Given an binary array nums and an integer k, return true if all 1's are at least k places away from each other, otherwise return false.

Example 1:

• Input: nums = [1,0,0,0,1,0,0,1], k = 2
• Output: true
• Explanation: Each of the 1s are at least 2 places away from each other.

Example 2:

• Input: nums = [1,0,0,1,0,1], k = 2
• Output: false
• Explanation: The second 1 and third 1 are only one apart from each other.

Constraints:

• 1 <= nums.length <= 10⁵
• 0 <= k <= nums.length
• nums[i] is 0 or 1

Hint:

1. Each time you find a number 1, check whether or not it is K or more places away from the next one. If it's not, return false.

[mah-shamim]

We need to determine if all the 1's in a given binary array are at least k places away from each other. The solution involves iterating through the array, tracking the positions of the 1's, and checking the distance between consecutive 1's to ensure they meet the required separation.

Approach:

1. Initialization: We initialize a variable to keep track of the last index where a 1 was found. Initially, this is set to -1 to indicate that no 1 has been encountered yet.
2. Iteration: We iterate through each element of the array. For each element that is 1:
   • If this is not the first 1 encountered (i.e., lastOneIndex is not -1), we check the distance between the current 1 and the previous 1. The distance is calculated as currentIndex - lastOneIndex - 1. If this distance is less than k, we immediately return false.
   • Update lastOneIndex to the current index.
3. Completion: If we complete the iteration without finding any pair of 1's that are too close, we return true.

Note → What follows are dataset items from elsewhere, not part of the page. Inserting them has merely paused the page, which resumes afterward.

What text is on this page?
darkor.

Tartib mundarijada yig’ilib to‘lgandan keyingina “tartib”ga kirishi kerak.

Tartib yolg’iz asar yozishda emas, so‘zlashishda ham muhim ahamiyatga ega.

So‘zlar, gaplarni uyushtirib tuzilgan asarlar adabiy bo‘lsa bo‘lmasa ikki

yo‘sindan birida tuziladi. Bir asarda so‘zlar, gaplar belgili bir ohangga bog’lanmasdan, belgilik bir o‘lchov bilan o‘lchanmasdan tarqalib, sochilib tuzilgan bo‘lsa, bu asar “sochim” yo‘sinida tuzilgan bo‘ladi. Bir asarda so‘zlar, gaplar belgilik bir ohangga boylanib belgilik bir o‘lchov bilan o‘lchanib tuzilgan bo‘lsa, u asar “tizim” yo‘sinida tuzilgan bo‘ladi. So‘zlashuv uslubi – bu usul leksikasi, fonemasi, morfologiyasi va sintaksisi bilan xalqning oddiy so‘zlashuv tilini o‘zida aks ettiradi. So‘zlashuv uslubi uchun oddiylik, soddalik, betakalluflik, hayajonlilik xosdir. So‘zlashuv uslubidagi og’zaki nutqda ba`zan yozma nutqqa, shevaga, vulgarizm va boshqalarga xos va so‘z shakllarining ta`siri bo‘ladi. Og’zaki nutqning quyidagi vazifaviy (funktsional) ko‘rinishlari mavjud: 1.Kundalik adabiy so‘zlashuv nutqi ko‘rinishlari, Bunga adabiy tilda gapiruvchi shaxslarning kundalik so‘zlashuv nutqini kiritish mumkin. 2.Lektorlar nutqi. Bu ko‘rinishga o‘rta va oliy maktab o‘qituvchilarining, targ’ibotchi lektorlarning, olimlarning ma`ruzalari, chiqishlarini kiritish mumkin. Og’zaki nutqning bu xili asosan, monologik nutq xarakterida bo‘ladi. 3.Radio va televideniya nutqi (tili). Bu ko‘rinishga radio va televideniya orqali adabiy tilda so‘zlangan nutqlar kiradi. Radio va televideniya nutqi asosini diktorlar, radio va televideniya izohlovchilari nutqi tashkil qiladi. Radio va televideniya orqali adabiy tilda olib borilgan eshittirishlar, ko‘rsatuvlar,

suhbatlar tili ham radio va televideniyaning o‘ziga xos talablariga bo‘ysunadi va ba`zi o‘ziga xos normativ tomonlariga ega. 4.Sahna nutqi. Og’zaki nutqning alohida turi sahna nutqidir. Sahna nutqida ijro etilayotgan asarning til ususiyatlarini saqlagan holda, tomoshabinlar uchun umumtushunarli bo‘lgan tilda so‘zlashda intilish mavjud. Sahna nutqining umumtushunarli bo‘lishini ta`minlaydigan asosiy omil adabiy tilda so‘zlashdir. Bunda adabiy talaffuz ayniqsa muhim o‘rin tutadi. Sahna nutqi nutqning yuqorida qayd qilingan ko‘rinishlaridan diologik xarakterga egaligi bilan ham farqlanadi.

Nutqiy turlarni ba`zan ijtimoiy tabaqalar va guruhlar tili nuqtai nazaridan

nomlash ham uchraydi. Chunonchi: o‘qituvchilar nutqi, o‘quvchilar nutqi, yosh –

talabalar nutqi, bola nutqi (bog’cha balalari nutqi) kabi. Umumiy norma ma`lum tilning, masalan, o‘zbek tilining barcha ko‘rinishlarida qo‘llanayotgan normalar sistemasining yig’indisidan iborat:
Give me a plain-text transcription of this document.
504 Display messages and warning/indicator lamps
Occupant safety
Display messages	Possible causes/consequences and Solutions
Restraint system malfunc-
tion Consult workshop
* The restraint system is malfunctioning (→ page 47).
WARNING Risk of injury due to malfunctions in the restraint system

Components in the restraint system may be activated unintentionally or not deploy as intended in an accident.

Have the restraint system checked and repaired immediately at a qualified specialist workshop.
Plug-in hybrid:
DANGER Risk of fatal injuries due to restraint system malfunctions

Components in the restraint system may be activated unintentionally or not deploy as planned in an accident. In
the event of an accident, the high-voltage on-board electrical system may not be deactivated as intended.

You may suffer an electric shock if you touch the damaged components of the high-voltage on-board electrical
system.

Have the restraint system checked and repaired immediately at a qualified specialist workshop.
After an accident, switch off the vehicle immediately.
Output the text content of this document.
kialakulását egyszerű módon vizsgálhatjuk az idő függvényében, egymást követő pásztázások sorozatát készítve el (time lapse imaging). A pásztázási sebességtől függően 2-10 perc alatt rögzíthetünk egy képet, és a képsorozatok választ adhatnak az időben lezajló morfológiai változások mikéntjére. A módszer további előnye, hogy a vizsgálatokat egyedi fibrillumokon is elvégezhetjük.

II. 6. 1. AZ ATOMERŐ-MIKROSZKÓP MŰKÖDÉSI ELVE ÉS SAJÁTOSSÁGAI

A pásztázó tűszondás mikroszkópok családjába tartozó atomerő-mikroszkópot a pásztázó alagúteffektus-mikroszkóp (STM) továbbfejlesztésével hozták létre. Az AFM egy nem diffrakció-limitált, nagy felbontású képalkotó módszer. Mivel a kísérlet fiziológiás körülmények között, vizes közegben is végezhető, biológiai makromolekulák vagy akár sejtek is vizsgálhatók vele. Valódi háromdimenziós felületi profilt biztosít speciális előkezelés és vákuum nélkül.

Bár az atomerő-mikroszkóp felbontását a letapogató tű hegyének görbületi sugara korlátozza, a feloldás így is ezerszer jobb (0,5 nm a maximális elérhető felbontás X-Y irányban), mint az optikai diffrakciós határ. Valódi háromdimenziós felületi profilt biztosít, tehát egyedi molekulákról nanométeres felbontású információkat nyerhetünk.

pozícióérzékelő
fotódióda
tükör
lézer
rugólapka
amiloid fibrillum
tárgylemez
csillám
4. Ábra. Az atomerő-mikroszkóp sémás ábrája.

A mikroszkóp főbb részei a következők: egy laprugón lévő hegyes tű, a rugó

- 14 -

Let's implement this solution in PHP: 1437. Check If All 1's Are at Least Length K Places Away

<?php
/**
 * @param Integer[] $nums
 * @param Integer $k
 * @return Boolean
 */
function kLengthApart($nums, $k) {
    $lastOneIndex = -1;
    for ($i = 0; $i < count($nums); $i++) {
        if ($nums[$i] == 1) {
            if ($lastOneIndex != -1 && $i - $lastOneIndex - 1 < $k) {
                return false;
            }
            $lastOneIndex = $i;
        }
    }
    return true;
}

// Test cases
echo kLengthApart([1,0,0,0,1,0,0,1], 2) . "\n"; // Output: true
echo kLengthApart([1,0,0,1,0,1], 2) . "\n";     // Output: false4
?>

Explanation:

• Initialization: lastOneIndex is initialized to -1 to indicate that no 1 has been found yet.
• Loop Through Array: For each element in the array:
  • If the element is 1, check if a previous 1 was found. If so, calculate the number of elements between the current and previous 1. If this count is less than k, return false.
  • Update lastOneIndex to the current index if the element is 1.
• Return Result: If the loop completes without returning false, all 1's are sufficiently spaced, so return true.

This approach efficiently checks the required condition in a single pass through the array, ensuring optimal performance with a time complexity of O(n), where n is the length of the input array. The space complexity is O(1) as only a few variables are used.

[topugit]

Thanks for solving the problem of "Check If All 1's Are at Least Length K Places Away"

[mah-shamim]

Thanks